Greetings, users of Hadoop on Google Cloud Platform!
We’re excited to announce several enhancements to bdutil which automate installing Apache Spark and Apache Shark alongside your Hadoop cluster, and add two new commands. We have also optimized some Hadoop settings for better reliability and performance. Download bdutil-0.34.3.tar.gz or bdutil-0.34.3.zip now to try it out, or visit the developer documentation where the download links now point to the latest version.
Note: This release doesn’t include any changes to bdconfig or the GCS/BigQuery/Datastore connectors.
To install Spark and Shark (0.9.1) (and their implicit dependencies, Hive and Scala 2.10.3), simply type:
./bdutil -e extensions/spark/spark_shark_env.sh -b <configbucket> deploy
Or on Hadoop 2:
./bdutil -e hadoop2_env.sh,extensions/spark/spark_shark_env.sh -b <configbucket> deploy
Once deployed, you can visit http://<master-node external IP address>:8080 to view the Spark GUI. If you SSH into the master node, you can simply type shark to start the Shark shell, where you can start issuing Shark or Hive queries such as described in Hive’s official “getting started” walkthrough.
In this default mode, your “Hive metastore” will use a local DerbyDB, which should be thought of as transient; the metadata about tables you’ve created in your session will disappear along with deleting the cluster.
Note that the current Hadoop 2 deployment does not use Spark on YARN; running Spark on YARN will be added in a future release.
We also provide a separate extension file to install Spark 1.0.0 without installing Shark separately; Spark 1.0.0 includes a new alpha-stage component called Spark SQL which combines the functionality of Shark into Spark itself.

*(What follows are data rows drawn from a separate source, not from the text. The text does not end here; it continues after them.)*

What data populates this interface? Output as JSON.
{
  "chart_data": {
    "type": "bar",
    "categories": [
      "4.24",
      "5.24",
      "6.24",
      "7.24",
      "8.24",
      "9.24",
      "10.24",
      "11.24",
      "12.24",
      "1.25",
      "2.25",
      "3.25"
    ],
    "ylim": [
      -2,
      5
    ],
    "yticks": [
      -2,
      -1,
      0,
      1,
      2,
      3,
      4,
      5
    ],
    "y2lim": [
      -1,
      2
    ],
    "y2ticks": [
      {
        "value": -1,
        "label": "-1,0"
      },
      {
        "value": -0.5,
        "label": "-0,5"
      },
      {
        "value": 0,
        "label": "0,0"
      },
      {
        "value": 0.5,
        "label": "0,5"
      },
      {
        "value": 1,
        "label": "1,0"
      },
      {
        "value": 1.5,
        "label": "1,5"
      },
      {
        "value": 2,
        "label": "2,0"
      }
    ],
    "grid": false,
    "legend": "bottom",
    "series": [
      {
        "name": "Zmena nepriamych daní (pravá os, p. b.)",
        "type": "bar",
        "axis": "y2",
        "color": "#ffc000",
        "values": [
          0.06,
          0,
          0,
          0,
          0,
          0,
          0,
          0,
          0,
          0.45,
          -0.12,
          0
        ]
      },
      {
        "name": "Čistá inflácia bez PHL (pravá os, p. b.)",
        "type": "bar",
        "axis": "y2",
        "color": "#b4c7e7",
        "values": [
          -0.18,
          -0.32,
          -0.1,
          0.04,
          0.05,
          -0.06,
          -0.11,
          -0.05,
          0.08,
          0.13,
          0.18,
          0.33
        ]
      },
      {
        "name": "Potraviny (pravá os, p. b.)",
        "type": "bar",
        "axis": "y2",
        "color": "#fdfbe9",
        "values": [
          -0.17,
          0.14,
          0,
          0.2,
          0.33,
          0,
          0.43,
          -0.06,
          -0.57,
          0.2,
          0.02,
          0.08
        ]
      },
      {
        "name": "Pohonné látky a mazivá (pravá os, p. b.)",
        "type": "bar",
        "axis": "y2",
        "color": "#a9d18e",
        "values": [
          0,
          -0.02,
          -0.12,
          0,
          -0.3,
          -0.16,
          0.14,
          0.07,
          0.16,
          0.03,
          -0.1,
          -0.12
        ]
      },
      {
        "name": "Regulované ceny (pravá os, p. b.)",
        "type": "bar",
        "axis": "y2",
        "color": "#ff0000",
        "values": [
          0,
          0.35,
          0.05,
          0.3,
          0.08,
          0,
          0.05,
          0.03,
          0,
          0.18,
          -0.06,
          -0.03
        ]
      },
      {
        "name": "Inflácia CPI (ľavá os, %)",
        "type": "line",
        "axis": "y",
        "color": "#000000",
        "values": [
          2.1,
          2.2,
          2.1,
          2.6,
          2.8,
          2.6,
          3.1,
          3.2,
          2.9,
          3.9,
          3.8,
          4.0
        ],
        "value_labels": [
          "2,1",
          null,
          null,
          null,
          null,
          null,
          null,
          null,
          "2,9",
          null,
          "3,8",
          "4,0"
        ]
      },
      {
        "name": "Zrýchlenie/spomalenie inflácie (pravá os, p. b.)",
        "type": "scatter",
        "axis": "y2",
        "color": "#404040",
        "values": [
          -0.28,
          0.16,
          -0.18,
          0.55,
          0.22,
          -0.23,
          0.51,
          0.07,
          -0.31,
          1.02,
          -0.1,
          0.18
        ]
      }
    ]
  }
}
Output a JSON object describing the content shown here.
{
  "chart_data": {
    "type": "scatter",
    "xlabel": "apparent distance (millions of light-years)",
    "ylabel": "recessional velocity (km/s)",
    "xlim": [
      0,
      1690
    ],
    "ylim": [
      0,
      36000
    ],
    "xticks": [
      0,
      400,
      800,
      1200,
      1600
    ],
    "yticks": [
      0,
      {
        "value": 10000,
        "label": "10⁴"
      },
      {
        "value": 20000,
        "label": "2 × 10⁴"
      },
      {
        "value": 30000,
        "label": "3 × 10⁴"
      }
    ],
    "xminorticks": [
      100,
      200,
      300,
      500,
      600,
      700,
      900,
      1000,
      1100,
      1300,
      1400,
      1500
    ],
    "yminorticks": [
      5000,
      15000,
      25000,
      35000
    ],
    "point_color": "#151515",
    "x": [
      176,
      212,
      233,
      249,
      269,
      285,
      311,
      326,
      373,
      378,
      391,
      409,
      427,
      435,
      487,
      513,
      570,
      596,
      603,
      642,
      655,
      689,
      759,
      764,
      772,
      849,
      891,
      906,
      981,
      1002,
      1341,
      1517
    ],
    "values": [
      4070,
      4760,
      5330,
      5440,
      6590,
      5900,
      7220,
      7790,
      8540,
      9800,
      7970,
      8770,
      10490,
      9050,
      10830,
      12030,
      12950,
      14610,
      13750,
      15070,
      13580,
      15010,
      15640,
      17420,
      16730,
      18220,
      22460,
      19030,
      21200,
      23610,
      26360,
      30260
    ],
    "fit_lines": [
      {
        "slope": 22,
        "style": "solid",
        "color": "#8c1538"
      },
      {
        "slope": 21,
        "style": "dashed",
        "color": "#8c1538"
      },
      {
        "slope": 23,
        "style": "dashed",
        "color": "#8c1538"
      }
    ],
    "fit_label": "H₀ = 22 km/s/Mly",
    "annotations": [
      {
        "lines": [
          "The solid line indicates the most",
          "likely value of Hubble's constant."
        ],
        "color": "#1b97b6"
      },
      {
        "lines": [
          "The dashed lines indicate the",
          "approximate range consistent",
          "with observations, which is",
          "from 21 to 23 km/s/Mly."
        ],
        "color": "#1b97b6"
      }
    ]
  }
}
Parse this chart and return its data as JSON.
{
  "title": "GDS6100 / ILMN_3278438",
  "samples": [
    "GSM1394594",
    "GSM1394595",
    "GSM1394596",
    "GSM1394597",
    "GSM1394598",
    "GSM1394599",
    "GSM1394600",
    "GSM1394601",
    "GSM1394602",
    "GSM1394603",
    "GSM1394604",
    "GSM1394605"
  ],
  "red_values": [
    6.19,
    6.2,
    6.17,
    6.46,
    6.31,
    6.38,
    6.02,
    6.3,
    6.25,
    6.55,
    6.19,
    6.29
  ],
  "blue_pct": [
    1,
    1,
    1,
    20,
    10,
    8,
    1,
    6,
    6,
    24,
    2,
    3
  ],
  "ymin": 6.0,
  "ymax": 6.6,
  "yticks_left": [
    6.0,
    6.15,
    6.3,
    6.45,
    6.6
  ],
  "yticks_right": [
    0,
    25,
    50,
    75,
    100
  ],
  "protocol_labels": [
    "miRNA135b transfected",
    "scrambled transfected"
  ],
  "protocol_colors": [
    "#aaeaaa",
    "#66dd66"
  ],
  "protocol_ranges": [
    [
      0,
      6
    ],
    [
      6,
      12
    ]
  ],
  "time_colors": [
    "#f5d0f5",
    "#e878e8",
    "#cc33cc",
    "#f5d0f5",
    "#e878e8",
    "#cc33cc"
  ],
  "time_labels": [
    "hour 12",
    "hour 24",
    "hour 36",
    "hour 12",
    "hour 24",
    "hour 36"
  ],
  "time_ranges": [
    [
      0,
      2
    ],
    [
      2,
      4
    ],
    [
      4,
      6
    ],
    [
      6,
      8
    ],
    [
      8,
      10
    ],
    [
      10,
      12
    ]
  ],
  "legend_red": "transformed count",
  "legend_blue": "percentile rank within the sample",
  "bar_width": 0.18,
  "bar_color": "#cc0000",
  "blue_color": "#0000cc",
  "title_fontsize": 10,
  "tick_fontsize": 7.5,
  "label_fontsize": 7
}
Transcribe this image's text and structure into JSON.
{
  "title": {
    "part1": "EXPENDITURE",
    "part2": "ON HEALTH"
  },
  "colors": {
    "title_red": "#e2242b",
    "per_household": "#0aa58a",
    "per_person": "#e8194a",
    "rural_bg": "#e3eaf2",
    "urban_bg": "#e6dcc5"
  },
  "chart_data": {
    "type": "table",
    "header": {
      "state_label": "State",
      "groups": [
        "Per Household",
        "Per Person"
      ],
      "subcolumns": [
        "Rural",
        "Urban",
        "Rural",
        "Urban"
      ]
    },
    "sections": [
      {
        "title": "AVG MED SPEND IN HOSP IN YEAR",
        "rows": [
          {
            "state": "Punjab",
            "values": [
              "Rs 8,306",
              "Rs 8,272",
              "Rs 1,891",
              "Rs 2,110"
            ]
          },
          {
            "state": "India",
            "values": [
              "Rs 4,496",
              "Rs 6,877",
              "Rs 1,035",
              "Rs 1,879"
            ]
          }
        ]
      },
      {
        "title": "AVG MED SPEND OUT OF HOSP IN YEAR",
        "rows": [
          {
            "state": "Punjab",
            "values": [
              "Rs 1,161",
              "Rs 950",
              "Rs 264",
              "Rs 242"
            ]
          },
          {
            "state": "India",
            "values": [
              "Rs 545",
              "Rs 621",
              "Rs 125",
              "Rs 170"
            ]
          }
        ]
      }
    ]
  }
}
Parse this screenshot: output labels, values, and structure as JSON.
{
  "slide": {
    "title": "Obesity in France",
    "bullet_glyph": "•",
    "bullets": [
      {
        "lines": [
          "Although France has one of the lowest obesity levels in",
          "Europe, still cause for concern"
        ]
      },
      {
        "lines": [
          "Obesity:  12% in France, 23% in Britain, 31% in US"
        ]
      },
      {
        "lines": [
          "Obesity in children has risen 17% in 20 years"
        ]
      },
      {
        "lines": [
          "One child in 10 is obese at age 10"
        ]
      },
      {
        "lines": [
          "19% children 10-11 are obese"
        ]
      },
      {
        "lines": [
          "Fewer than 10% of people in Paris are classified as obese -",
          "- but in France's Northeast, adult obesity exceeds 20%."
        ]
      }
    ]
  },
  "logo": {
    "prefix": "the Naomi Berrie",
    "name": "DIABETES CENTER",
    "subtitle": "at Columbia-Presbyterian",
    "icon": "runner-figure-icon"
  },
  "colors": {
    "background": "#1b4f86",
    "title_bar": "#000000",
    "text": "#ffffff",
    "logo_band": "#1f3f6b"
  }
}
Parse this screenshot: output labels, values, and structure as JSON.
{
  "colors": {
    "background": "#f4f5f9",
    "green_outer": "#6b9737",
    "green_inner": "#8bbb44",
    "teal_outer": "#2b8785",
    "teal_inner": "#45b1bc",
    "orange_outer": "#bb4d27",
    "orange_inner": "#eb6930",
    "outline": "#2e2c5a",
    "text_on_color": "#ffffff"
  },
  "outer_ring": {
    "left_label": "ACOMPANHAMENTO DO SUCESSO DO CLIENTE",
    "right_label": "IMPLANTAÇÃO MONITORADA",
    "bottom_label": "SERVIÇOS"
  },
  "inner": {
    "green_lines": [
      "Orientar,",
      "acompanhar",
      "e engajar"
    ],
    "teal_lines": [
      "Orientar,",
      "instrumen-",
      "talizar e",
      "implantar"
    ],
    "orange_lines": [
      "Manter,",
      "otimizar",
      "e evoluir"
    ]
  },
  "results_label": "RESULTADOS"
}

To deploy Spark 1.0.0, simply use:
./bdutil -e extensions/spark/spark1_env.sh -b <configbucket> deploy
New bdutil features
In a nutshell, bdutil now improves the reliability of longer-lived and larger Hadoop clusters by better assigning available memory to master daemons, enabling recovery for MapReduces when the master daemons are restarted, and moving the Hadoop logs to the attached persistent disk if available. Additionally, bdutil now accepts the flag --network to specify a GCE network other than “default”.
Additional helpful commands are bdutil socksproxy <optional port; default: 1080> which runs an SSH session with dynamic port forwarding as a SOCKS5 proxy, and bdutil shell, which is simply shorthand for opening an SSH session to your master node.
To use your SOCKS5 proxy with port 12345 on Firefox, for example:
bdutil socksproxy 12345
Go to Edit -> Preferences -> Advanced -> Network -> Settings
Enable "Manual proxy configuration" with a SOCKS host "localhost" on port 12345
Force the DNS resolution to occur on the remote proxy host rather than locally.
Go to "about:config" in the URL bar
Search for "socks" to toggle "network.proxy.socks_remote_dns" to "true".
Visit the web UIs exported by your cluster!
http://hs-ghfs-nn:50030 for your Hadoop 1 JobTracker
http://hs-ghfs-nn:8088 for your YARN/Hadoop 2 Resource Manager
http://hs-ghfs-nn:8080 for Spark
As always, please send any questions or comments to gcp-hadoo...@google.com
All the best,
Your Google Team
bdutil-0.34.3: CHANGES.txt
0.34.3 - 2014-06-13
1. Jobtracker / Resource manager recovery has been enabled by default to
preserve job queues if the daemon dies.
2. Fixed single_node_env.sh to work with hadoop2_env.sh
3. Two new commands were added to bdutil: socksproxy and shell; socksproxy
will establish a SOCKS proxy to the cluster and shell will start an SSH
session to the namenode.
4. A new variable, GCE_NETWORK, was added to bdutil_env.sh and can be set
from the command line via the --network flag when deploying a cluster or
generating a configuration file. The network specified by GCE_NETWORK
must exist and must allow SSH connections from the host running bdutil
and must allow intra-cluster communication.
5. Increased configured heap sizes of the master daemons (JobTracker,
NameNode, SecondaryNameNode, and ResourceManager).
6. The HADOOP_LOG_DIR is now /hadoop/logs instead of the default
/home/hadoop/hadoop-install/logs; if using attached PDs for larger disk
storage, this directory resides on that attached PD rather than the
boot volume, so that Hadoop logs will no longer fill up the boot disk.
7. Added new extensions under bdutil-<version>/extensions/spark; includes
spark_shark_env.sh and spark1_env.sh, both compatible for mixing with
Hadoop2 as well. For now, doesn't use Mesos or YARN in either case,
but suitable for single-user or Spark-only setups. The spark_shark_env.sh
extension installs Spark + Shark 0.9.1, while spark1_env.sh only installs
Spark 1.0.0, in which case Spark SQL serves as the alternative to Shark.